Attualità
Presentato “Al canto del Vespro”, riprese al via a ottobre
Mediometraggio dedicato alle ultime ventiquattro ore di vita di San Francesco d’Assisi.
Una serata dedicata al cinema, alla spiritualità e alla cultura francescana quella in programma stasera presso la parrocchia San Giacomo Maggiore, dove è stato presentato il progetto cinematografico “Al canto del Vespro”, mediometraggio dedicato alle ultime ventiquattro ore di vita di San Francesco d’Assisi.
L’iniziativa, promossa dal Museo del Cinema “Pina Menichelli”, dalla Provincia dei Frati Minori Cappuccini di Sicilia e dall’Unione Cattolica Stampa Italiana, ha riunito istituzioni, operatori culturali e cittadini interessati a conoscere da vicino un progetto che ambisce a trasformare la Sicilia in un palcoscenico naturale per raccontare uno dei santi più amati della storia cristiana.
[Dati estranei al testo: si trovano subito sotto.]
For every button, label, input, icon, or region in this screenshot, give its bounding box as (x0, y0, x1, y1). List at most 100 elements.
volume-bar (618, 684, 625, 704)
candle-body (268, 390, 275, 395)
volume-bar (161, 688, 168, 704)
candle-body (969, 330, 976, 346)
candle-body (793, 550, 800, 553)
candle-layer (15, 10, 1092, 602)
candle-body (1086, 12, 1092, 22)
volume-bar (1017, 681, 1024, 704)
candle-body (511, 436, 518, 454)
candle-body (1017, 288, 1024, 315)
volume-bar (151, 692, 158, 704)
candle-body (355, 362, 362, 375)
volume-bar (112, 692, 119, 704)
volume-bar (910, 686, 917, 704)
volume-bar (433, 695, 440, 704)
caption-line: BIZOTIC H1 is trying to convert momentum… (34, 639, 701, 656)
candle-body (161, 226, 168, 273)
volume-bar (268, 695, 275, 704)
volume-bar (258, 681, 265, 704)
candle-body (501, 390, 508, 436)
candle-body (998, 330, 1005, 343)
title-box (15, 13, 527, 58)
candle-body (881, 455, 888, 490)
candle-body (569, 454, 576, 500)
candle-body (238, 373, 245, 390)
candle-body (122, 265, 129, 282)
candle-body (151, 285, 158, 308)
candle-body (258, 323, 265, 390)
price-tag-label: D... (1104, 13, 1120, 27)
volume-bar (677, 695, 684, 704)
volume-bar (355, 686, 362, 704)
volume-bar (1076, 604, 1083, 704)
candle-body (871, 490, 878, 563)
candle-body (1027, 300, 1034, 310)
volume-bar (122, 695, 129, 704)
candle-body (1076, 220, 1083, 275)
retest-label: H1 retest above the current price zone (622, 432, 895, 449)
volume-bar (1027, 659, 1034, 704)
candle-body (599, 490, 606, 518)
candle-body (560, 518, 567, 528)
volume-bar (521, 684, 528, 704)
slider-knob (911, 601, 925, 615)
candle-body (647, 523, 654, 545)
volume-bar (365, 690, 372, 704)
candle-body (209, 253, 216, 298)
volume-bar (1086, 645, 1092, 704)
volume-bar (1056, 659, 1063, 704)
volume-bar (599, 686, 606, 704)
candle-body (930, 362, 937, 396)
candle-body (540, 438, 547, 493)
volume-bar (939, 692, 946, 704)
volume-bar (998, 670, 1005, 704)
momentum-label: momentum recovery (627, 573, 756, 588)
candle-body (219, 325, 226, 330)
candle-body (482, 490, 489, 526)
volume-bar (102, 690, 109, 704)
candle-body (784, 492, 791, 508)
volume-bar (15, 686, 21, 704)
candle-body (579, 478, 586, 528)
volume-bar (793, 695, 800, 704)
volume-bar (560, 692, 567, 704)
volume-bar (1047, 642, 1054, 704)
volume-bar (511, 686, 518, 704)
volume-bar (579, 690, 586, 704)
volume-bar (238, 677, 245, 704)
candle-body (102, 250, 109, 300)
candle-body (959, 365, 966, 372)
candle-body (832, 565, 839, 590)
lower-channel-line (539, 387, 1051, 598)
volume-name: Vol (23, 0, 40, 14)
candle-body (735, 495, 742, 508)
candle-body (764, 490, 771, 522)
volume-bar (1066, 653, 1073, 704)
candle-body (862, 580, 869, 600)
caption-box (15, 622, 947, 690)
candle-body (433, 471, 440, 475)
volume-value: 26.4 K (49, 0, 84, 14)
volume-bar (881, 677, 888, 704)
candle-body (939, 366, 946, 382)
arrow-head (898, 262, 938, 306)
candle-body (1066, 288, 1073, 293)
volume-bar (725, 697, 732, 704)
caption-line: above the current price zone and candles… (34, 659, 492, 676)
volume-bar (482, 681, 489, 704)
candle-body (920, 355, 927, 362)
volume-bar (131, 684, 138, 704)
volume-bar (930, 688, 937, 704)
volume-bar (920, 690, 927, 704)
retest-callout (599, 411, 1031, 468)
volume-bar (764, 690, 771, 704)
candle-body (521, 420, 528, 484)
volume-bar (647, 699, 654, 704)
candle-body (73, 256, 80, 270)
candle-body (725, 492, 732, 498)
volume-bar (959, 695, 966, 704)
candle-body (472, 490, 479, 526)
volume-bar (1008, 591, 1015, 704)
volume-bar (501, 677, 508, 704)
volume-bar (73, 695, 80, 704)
Il film ripercorre la notte del trapasso del Santo di Assisi, avvenuta tra il 3 e il 4 ottobre 1226, attraverso le testimonianze di figure centrali come Santa Chiara, Jacopa dei Settesoli e frate Leone, restituendo allo spettatore un racconto umano e spirituale costruito sulle Fonti Francescane e sulle testimonianze dei primi agiografi.
Presenti anche i protagonisti del film, che hanno raccontato l’emozione di interpretare personaggi profondamente radicati nella tradizione cristiana. Più che un semplice film religioso, “Al canto del Vespro” si presenta come un progetto culturale e formativo che vuole riflettere su temi di grande attualità: pace, ambiente, fraternità e dialogo. Valori che, a ottocento anni dalla morte del Santo di Assisi, continuano a parlare alle nuove generazioni.